Statistical hypothesis testing is a popular and powerful tool for inferring knowledge from data. For every such test performed, there is always a non-zero probability of making a false discovery, i.e. rejecting a null hypothesis in error. Familywise error rate (FWER) is the probability of making at least one false discovery during an inference process. The expected FWER grows exponentially with the number of hypothesis tests that are performed, almost guaranteeing that an error will be committed if the number of tests is big enough and the risk is not managed; a problem known as the multiple testing problem. State-of-the-art methods for controlling FWER in multiple comparison settings require that the set of hypotheses be predetermined. This greatly hinders statistical testing for many modern applications of statistical inference, such as model selection, because neither the set of hypotheses that will be tested, nor even the number of hypotheses, can be known in advance.

This paper introduces Subfamilywise Multiple Testing, a multiple-testing correction that can be used in applications for which there are repeated pools of null hypotheses from each of which a single null hypothesis is to be rejected and neither the specific hypotheses nor their number are known until the final rejection decision is completed.

To demonstrate the importance and relevance of this work to current machine learning problems, we further refine the theory to the problem of model selection and show how to use Subfamilywise Multiple Testing for learning graphical models.

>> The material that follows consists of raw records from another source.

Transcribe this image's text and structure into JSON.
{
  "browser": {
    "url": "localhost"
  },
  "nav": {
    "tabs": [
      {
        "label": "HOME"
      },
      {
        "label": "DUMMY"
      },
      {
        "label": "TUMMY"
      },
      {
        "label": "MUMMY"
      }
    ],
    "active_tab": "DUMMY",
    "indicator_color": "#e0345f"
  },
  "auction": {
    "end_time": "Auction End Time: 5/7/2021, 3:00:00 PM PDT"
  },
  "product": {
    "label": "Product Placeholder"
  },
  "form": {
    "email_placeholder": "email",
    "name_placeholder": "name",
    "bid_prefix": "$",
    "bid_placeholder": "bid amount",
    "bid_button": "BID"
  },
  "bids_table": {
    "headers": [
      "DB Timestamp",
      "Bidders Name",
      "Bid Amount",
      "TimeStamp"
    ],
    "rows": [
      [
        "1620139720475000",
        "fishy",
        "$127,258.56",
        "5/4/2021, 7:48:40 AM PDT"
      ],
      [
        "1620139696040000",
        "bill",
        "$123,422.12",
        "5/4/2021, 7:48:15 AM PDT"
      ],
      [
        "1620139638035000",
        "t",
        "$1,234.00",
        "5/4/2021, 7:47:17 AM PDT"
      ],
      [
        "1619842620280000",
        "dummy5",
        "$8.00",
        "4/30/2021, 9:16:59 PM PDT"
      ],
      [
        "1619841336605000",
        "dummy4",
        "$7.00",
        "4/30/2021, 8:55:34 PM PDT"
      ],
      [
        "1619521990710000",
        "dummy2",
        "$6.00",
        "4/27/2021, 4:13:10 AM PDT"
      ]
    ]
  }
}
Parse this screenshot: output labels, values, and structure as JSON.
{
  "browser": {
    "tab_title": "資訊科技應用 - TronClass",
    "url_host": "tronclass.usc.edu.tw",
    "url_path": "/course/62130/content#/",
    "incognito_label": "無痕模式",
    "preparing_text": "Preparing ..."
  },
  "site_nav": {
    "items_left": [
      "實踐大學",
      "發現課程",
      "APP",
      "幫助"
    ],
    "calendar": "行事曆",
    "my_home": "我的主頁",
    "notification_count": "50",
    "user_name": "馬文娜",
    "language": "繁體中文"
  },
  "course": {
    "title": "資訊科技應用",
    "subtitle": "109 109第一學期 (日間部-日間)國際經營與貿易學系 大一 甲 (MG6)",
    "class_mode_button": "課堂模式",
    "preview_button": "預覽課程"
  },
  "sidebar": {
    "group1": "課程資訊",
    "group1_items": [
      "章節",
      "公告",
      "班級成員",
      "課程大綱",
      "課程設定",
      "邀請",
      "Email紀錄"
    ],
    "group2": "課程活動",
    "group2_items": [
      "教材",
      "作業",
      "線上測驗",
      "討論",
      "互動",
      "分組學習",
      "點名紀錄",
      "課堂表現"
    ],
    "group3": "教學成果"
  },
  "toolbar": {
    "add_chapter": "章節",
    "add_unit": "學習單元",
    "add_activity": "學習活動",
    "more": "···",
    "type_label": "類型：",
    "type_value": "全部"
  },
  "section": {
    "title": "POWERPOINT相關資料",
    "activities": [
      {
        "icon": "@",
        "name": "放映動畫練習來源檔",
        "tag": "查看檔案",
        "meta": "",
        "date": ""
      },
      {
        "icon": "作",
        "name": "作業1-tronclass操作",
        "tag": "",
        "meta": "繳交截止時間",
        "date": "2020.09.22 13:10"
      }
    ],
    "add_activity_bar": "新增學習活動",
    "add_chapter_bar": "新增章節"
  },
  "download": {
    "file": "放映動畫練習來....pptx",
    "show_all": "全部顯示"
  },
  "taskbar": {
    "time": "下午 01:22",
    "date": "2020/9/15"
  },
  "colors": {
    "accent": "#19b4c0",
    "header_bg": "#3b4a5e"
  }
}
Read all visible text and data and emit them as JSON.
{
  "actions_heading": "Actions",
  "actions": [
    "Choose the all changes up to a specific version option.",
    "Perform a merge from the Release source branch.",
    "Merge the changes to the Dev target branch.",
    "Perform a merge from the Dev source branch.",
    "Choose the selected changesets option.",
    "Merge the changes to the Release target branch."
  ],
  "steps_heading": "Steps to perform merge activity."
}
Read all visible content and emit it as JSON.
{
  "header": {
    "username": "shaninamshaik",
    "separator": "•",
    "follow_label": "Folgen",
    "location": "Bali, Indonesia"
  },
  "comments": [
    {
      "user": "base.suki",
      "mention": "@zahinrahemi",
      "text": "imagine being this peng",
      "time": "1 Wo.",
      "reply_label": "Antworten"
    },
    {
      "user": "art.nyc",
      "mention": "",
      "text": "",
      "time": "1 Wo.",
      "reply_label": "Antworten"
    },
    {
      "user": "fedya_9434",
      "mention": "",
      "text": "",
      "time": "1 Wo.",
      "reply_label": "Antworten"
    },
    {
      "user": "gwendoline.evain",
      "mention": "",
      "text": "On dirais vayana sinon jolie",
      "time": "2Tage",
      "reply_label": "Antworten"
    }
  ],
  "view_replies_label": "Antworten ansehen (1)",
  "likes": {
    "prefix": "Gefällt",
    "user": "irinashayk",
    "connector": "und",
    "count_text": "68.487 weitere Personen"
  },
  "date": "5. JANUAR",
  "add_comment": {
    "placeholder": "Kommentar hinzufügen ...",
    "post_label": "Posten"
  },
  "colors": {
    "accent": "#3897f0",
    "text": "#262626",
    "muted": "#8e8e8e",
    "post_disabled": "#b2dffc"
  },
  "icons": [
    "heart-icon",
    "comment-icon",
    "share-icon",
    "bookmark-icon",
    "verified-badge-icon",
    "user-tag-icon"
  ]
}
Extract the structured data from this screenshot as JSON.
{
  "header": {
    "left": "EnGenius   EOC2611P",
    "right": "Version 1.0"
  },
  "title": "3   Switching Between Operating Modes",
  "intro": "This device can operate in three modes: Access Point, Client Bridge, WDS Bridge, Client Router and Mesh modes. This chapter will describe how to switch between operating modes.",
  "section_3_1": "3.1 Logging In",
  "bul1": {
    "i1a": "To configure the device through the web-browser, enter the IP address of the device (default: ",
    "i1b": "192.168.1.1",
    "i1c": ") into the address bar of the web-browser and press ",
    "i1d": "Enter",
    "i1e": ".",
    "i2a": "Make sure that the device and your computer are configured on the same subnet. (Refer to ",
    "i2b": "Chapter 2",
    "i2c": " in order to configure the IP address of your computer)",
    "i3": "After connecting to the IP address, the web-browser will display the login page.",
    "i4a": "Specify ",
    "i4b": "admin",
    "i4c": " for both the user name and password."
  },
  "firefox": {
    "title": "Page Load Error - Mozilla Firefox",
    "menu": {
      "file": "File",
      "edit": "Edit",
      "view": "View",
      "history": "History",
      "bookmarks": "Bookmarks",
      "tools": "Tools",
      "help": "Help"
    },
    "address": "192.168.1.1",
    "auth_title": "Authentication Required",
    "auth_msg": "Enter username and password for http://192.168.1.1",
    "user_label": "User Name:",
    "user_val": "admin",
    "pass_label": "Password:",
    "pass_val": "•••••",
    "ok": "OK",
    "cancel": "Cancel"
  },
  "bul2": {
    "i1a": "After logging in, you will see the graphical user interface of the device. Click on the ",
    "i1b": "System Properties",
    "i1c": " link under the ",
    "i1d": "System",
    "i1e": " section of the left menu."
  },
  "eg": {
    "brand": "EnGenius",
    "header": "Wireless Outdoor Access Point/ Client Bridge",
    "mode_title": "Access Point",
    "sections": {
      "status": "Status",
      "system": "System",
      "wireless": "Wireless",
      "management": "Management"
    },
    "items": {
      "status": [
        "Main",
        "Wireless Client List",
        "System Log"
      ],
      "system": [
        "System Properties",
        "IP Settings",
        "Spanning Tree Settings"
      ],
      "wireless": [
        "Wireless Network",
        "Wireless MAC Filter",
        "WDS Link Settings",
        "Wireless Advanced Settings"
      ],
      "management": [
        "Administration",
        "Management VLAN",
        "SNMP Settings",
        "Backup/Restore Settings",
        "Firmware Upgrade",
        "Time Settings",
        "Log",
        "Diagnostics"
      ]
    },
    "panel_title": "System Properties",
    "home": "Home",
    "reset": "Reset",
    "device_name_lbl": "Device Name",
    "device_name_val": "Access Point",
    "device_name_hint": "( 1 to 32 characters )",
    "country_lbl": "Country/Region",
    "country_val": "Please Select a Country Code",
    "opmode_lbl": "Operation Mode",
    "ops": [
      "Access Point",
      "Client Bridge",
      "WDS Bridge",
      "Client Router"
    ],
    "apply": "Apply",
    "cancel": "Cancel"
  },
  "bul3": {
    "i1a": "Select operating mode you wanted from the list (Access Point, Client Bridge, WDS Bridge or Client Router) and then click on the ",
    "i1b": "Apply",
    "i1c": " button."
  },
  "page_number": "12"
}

We assess its ability to discover graphical models on more than 7,000 datasets, studying the ability of Subfamilywise Multiple Testing to outperform the state of the art on data with varying size and dimensionality, as well as with varying density and power of the present correlations. Subfam-ilywise Multiple Testing provides a significant improvement in statistical efficiency, often requiring only half as much data to discover the same model, while strictly controlling FWER.